CLB : Bien sûr. C’est à la fois le produit de l’influence de l’argent sur la politique américaine et de l’idéologie néolibérale qui est très ancrée au sein du Parti démocrate – une organisation davantage occupée à sa préservation plutôt qu’à la conquête du pouvoir ou la poursuite d’un agenda politique précis.

CP – Certains élus démocrates peuvent aller très loin dans le dédain pour leurs propres électeurs. L’attitude des sénateurs Joe Manchin et Kyrsten Sinema est frappante. La seconde a voté contre l’augmentation du salaire minimum. Le premier a refusé de voter des programmes sociaux en faveur de son propre État de Virginie Occidentale, le plus pauvre du pays, et contre l’avis des syndicats locaux, tout en prétendant défendre ses électeurs…

LVSL : Bernie Sanders a plus de 80 ans, mais il reste la figure la plus populaire à gauche, davantage que des personnalités clivantes comme AOC. Quel est son avenir politique ?

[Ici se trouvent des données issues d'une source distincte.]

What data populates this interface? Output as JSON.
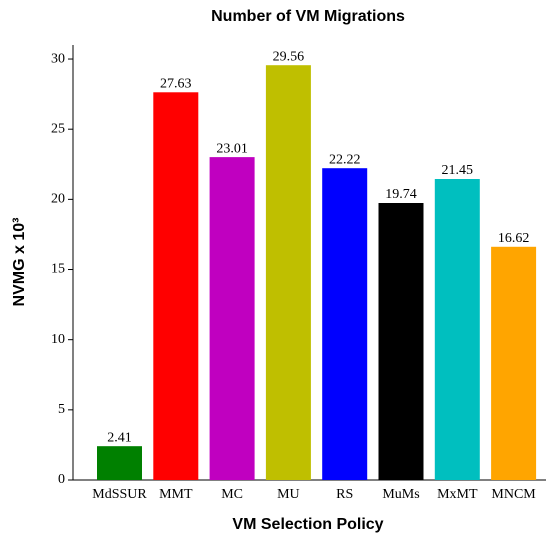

CLB – Le problème des idées de Bernie Sanders et de la gauche démocrate, c’est qu’elles ont été défaites trois fois en quatre ans. D’abord en 2016, mais c’était encore un mouvement en émergence ; puis en 2020 où malgré un enthousiasme encore plus palpable et un succès indéniable à tirer le parti démocrate vers la gauche, c’est Joe Biden qui s’est imposé aux primaires. Et enfin en 2021, où la gauche Sanders n’est pas parvenue à forcer la main de Joe Biden, qui avait repris de nombreuses propositions issues du programme de Sanders mais n’a pas été capable de les faire adopter au Congrès, se rangeant in fine sur la ligne plus conservatrice et pro-business de Joe Manchin. Le mouvement progressiste qui s’était rallié derrière Sanders et avait été galvanisé par ses campagnes électorales s’est largement démobilisé. Il n’y a pas eu de vaste mobilisation pour contraindre Biden à gouverner plus à gauche. Ce qui pose la question de la survie de cette force politique et de ses perspectives. Si elle perd dans les urnes et ne parvient pas à infléchir significativement la politique du Parti et de l’establishment démocrate – qui ne perd pas une occasion de lui faire porter la responsabilité de ses propres déconvenues – elle risque de perdre pied auprès de sa base. La question de la suite à donner à ce mouvement va se poser dans les mois à venir. Les primaires en vue des élections de mi-mandat seront intéressantes à suivre. Reste l’échelle locale, où les progressistes et la gauche radicale demeurent très mobilisés.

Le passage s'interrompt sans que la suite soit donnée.